Conocí a Patricio Aylwin. Nunca tuve alguna cercanía hasta el momento de incorporarme a su gobierno, pero estaba en mi radar, tanto por un vínculo familiar entre su padre, Miguel Aylwin Gajardo, y mi abuelo Diógenes Barrios Gajardo, como por el hecho que desde que tuve uso de razón ya era una figura pública de envergadura.
De joven lo veía como lo veía casi todo el mundo: como un político algo gris, dubitativo, negociador, sin el fuego de un Frei Montalva, alejado del espíritu utópico y mesiánico propio de esa época. Eso mismo, quizás, le llevó a ser pieza clave del intento que promovió en cardenal Silva Henríquez para alcanzar un acuerdo que evitara el golpe de Estado, y que fracasó porque el Presidente Allende no pudo imponer su autoridad sobre sus propias fuerzas.
Más tarde -cuando yo mismo había abandonado tales ínfulas- me lo topé algunas veces en esa magnífica creación de Edgardo Boëninger, que fue el Grupo de los 24. Me pareció verlo apagado, como si se echara la culpa de la tragedia que desencadenó el triunfo de la intransigencia y el dogmatismo.
Volví a toparme con él en 1987, cuando era presidente de la DC. Con un grupo de colegas habíamos realizado una serie de estudios de opinión con la asesoría de consultores estadounidenses, de los que se desprendía que el único camino para desprenderse de Pinochet era la participación en el plebiscito de 1988, y que la condición sine qua non para el triunfo era unir a la oposición en una suerte de "concertación por el No".
Decidimos entonces hacer lobby con los principales líderes políticos para contarles esto.

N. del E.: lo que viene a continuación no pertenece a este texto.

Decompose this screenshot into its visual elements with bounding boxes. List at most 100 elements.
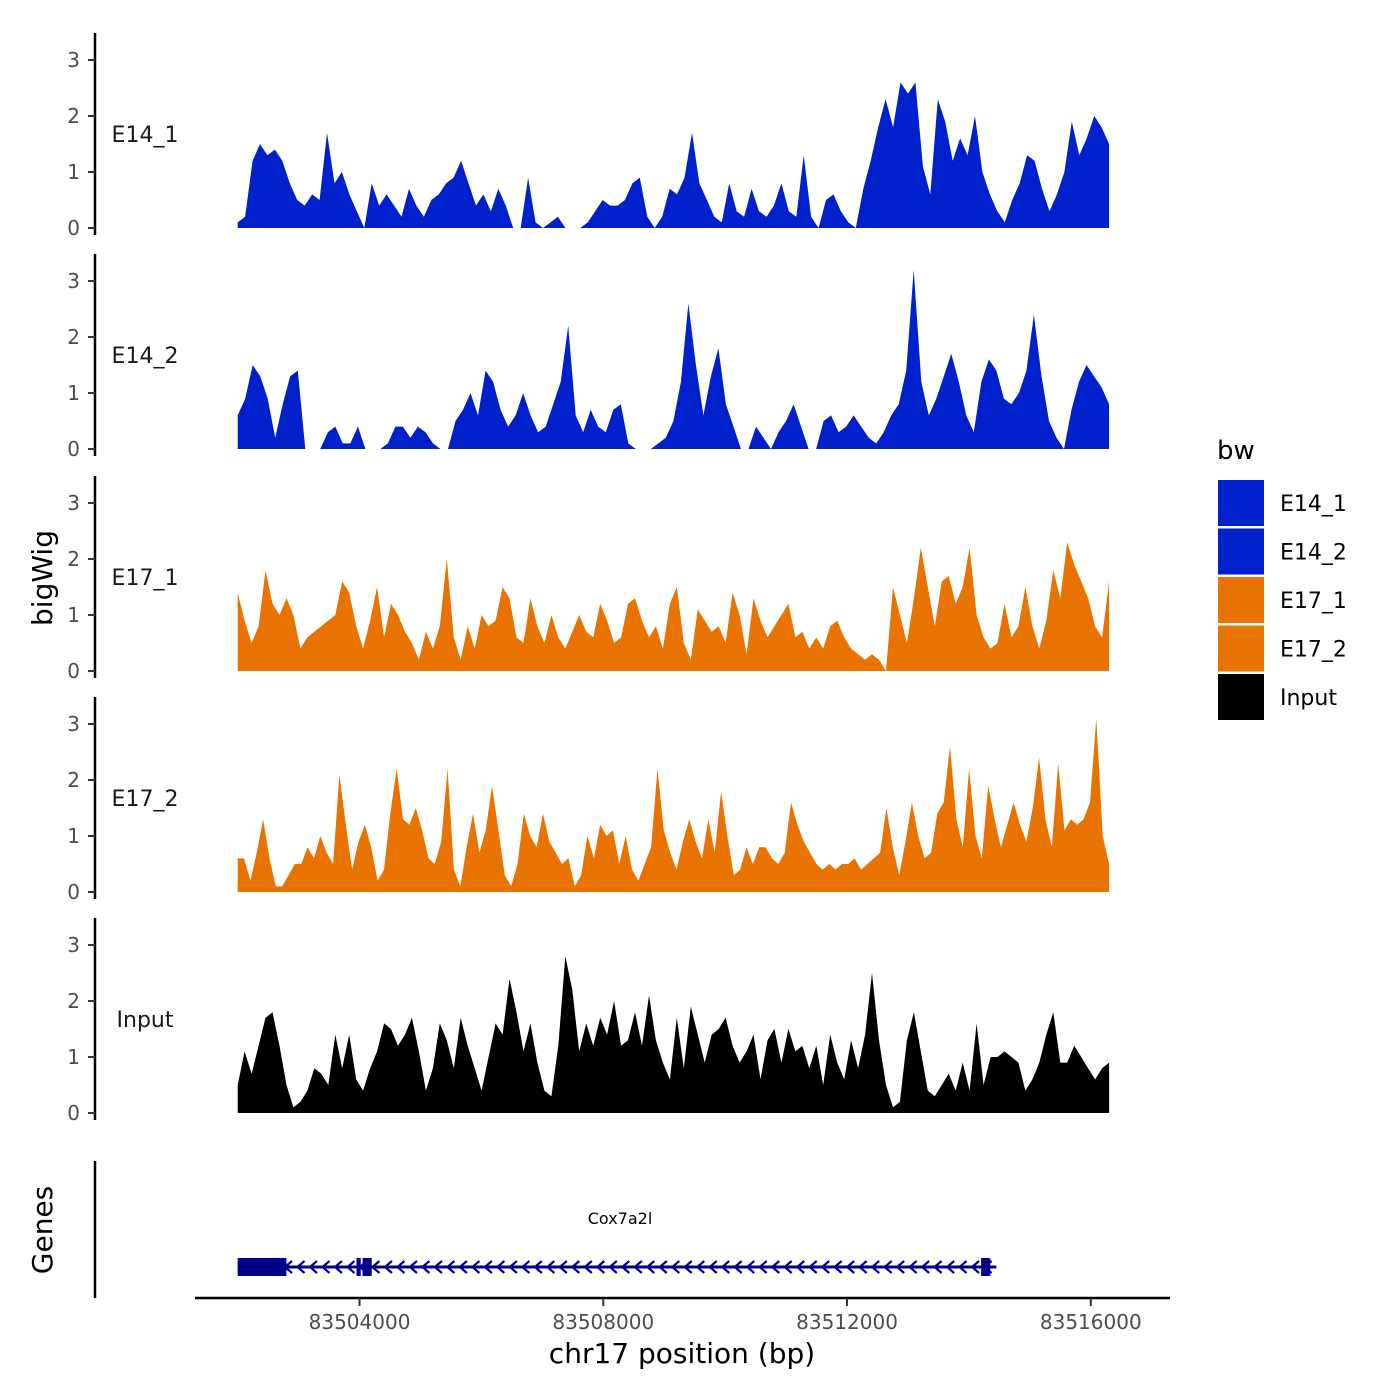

A mí me tocó Aylwin. Me recibió solo, en el luego famoso edificio de la calle Carmen. Me escuchó respetuosamente, como lo hacía siempre.
En el verano de 1990 me llamó para pedirme que fuera director de Dinacos. Todos mis amigos me recomendaron rechazarlo, pero lo acepté. Trabajé en su gobierno los cuatro años. Me propuse eso, acompañarlo hasta el final. Fue ahí que lo conocí en más profundidad y comprendí mejor su filosofía acerca de la vida y la política.
Él era -para usar el término de Albert Hirschman- un "posibilista". Líderes que actúan no en función de dogmas o modelos teóricos, que no pretenden escribir desde una página en blanco, que asumen la historia como una obra provisoria que se construye a pedazos, que cuando se encuentra con una resistencia demasiado grande buscan los puntos débiles que ofrezcan menos oposición, que actúan con sencillez, tacto y humildad, que aceptan los desacuerdos, que promueven el diálogo y los entendimientos; en fin, que se conforman con alcanzar sus objetivos "en la medida de lo posible".
Hirschman lo llama "reverencia por la vida". Yo le llamaría la sombra de los ancestros; de Miguel y Diógenes.